A glass of chilled rosé is a popular companion with food on sultry summer days. Most consumers are familiar with the style of rosés produced in Provençe in the south of France; these pink-orange wines tend to be dry yet fruity, light yet zesty, and pair well with green salads, grilled seafood, and pasta flavoured with garlic. Rosé wines produced in Cyprus have a different profile due to the indigenous grape varieties available (such as maratheftiko, lefkara, and mavro) and the maceration methods chosen. Generally, they possess a pale ruby colouring and more tannins than the Provence style—making them more food friendly and especially companionable with Cypriot cuisine. Annabelle offers several options. The rosé from the Kyperounda winery in the Troodos mountains is made with cabernet, grenache, and shiraz grapes and has a spicy, fruity flavour reminiscent of dark cherries; it pairs well with vegetarian dishes, köfte, and barbecued meats. The Pampela rosé produced by the Vouni Panayia winery in western Pafos combines the indigenous maratheftiko and mavro grape varieties; with its medium colour and raspberry-cherry flavours, it is a good companion with meze dips, fish, and stuffed vine leaves. The Tsangarides winery in Lemona village prepares a rosé with maratheftiko and shiraz grapes that is medium dry and tastes of strawberries and cherries; it goes well with Asian cuisine and can also be enjoyed as an aperitif. Rosé should be served chilled between 10 and 12 degrees Celsius in the summer months.

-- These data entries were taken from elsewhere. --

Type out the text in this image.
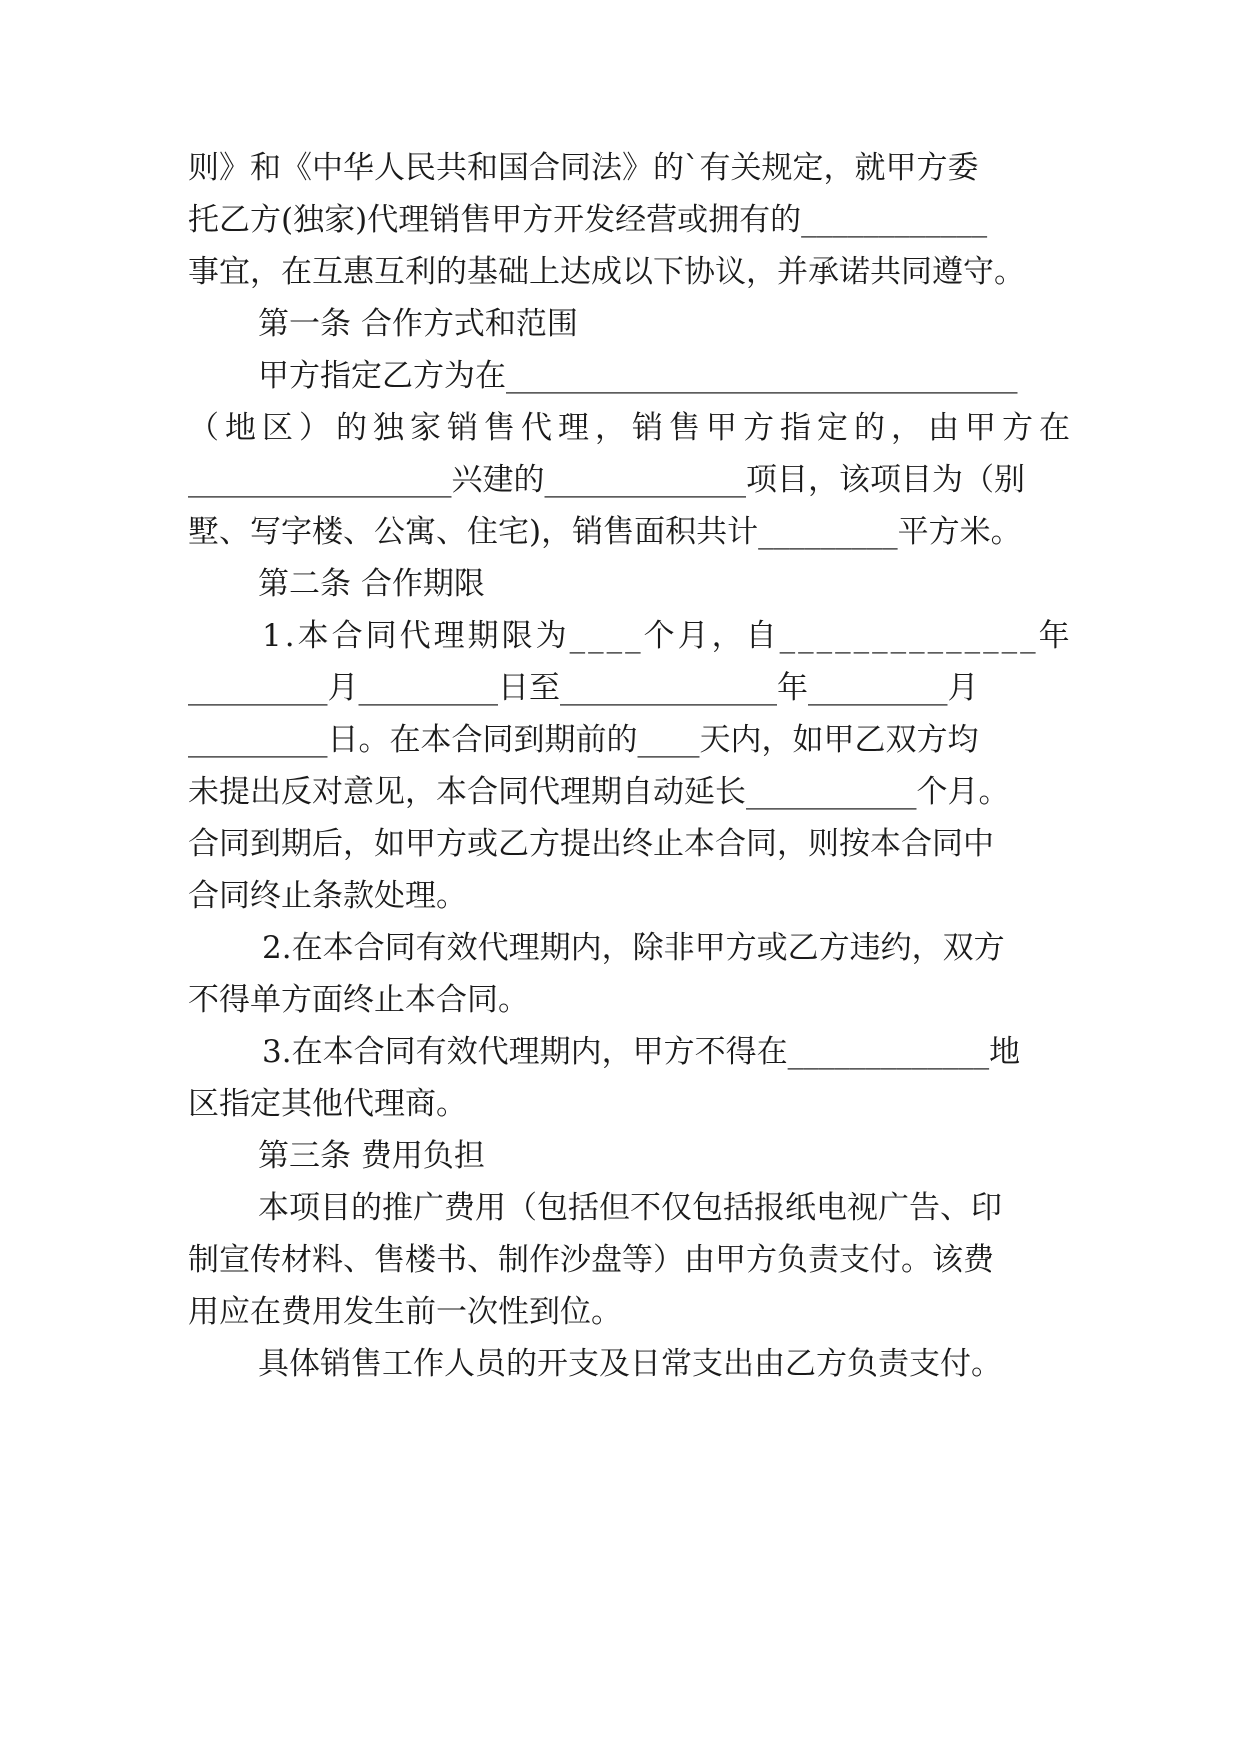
则》和《中华人民共和国合同法》的`有关规定，就甲方委
托乙方(独家)代理销售甲方开发经营或拥有的____________
事宜，在互惠互利的基础上达成以下协议，并承诺共同遵守。
第一条 合作方式和范围
甲方指定乙方为在_________________________________
（地区）的独家销售代理，销售甲方指定的，由甲方在
_________________兴建的_____________项目，该项目为（别
墅、写字楼、公寓、住宅)，销售面积共计_________平方米。
第二条 合作期限
1.本合同代理期限为____个月，自______________年
_________月_________日至______________年_________月
_________日。在本合同到期前的____天内，如甲乙双方均
未提出反对意见，本合同代理期自动延长___________个月。
合同到期后，如甲方或乙方提出终止本合同，则按本合同中
合同终止条款处理。
2.在本合同有效代理期内，除非甲方或乙方违约，双方
不得单方面终止本合同。
3.在本合同有效代理期内，甲方不得在_____________地
区指定其他代理商。
第三条 费用负担
本项目的推广费用（包括但不仅包括报纸电视广告、印
制宣传材料、售楼书、制作沙盘等）由甲方负责支付。该费
用应在费用发生前一次性到位。
具体销售工作人员的开支及日常支出由乙方负责支付。
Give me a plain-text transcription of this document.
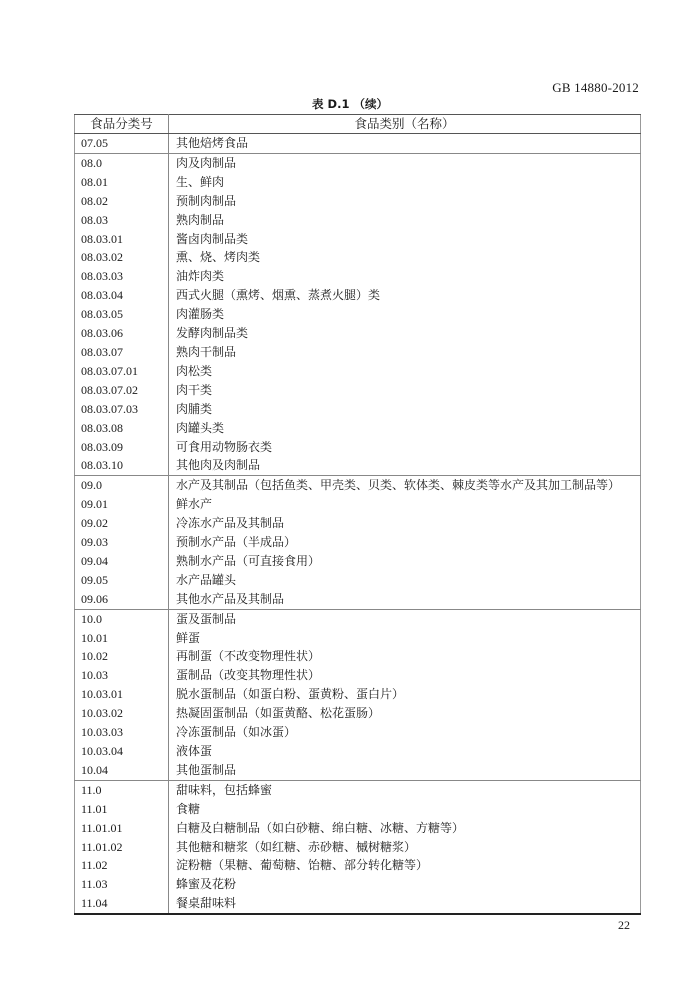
GB 14880-2012
表 D.1 （续）
食品分类号	食品类别（名称）
07.05	其他焙烤食品
08.0	肉及肉制品
08.01	生、鲜肉
08.02	预制肉制品
08.03	熟肉制品
08.03.01	酱卤肉制品类
08.03.02	熏、烧、烤肉类
08.03.03	油炸肉类
08.03.04	西式火腿（熏烤、烟熏、蒸煮火腿）类
08.03.05	肉灌肠类
08.03.06	发酵肉制品类
08.03.07	熟肉干制品
08.03.07.01	肉松类
08.03.07.02	肉干类
08.03.07.03	肉脯类
08.03.08	肉罐头类
08.03.09	可食用动物肠衣类
08.03.10	其他肉及肉制品
09.0	水产及其制品（包括鱼类、甲壳类、贝类、软体类、棘皮类等水产及其加工制品等）
09.01	鲜水产
09.02	冷冻水产品及其制品
09.03	预制水产品（半成品）
09.04	熟制水产品（可直接食用）
09.05	水产品罐头
09.06	其他水产品及其制品
10.0	蛋及蛋制品
10.01	鲜蛋
10.02	再制蛋（不改变物理性状）
10.03	蛋制品（改变其物理性状）
10.03.01	脱水蛋制品（如蛋白粉、蛋黄粉、蛋白片）
10.03.02	热凝固蛋制品（如蛋黄酪、松花蛋肠）
10.03.03	冷冻蛋制品（如冰蛋）
10.03.04	液体蛋
10.04	其他蛋制品
11.0	甜味料，包括蜂蜜
11.01	食糖
11.01.01	白糖及白糖制品（如白砂糖、绵白糖、冰糖、方糖等）
11.01.02	其他糖和糖浆（如红糖、赤砂糖、槭树糖浆）
11.02	淀粉糖（果糖、葡萄糖、饴糖、部分转化糖等）
11.03	蜂蜜及花粉
11.04	餐桌甜味料
22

With the right food pairing, it is a refreshing summer treat.
Nestled between meandering pools and lushly landscaped gardens is Annabelle’s Grotto Bar. From April through November, the seasonal bar welcomes guests for cocktails, snacks, and conversation between the hours of 10:00 and 17:00. Approach from land or by water (the bar enjoys swim-up access with in-pool stools), and you will be greeted by bar supervisor Sakis and his colleagues. With over a decade of service at the hotel, Sakis is a fixture at Annabelle. He loves to talk through the preparation of your cocktail with you. Order a mojito and he will begin to slice a lime as he explains his preference for using homemade brown simple syrup in this drink. He mixes the lime with simple syrup and rum in a cocktail glass and muddles the mixture. Then he steps just a few feet to his garden, where he harvests fresh mint leaves; enjoy their sweet scent wafting across the bar as he lightly muddles them. He next adds the muddled mint to the glass with ice cubes, club soda, and additional, crushed ice. The drink is garnished with a sprig of fresh mint before being handed over for your enjoyment. Other popular summer drinks include the Watermelon Daiquiri—concocted with fresh melon, rum, homemade lemonade, Monin watermelon, lemon juice, and ice—and the classic Negroni, which he garnishes with strips of fresh orange peel. If you haven’t met Sakis, please stop by the Grotto Bar for a drink and a chat—he is ready to share his mixological secrets with you.
Ever long for the carefree, unconventional way of life of the Bohemian? Take the lift to Ouranos, Annabelle’s rooftop lounge, and order the Bohème, our new signature cocktail. The bartender begins by lining a gin glass with thin, lengthwise slices of cucumber. Additional cucumber slices are muddled and placed in a cocktail shaker with a generous pour of Hendrick’s gin, some St. Germain elderflower liqueur, a dash of Monin cucumber syrup, and fresh lemon juice. The bartender adds ice to the mix and shakes it vigorously. Then the concoction is drained into the glass. Two square cubes of ice, each encasing a star fruit, are placed in the glass, and additional, small cubes are added to keep the drink cool. After garnishing the glass with a gooseberry, the bartender will deliver this refreshing cocktail to you. It has a balance of sweet and sour flavourings, with light hints of cucumber melding with the tang of the lemon. Evoking the essence of summer, the Bohème cools and refreshes. It is just one of the many gin cocktails on offer at Ouranos. In fact, with a selection of 50 distinctive gins and a wide variety of garnishes and premium tonics, Ouranos offers an incredible 650 gin and tonic combinations. Ouranos’s selection covers the full range of the gin palate, and our servers are expertly trained to match gins with garnishes and tonics to create the taste that suits you best. So, whether you have a thirst for Bohemia or something quite specific, head to Ouranos for a summer refresher.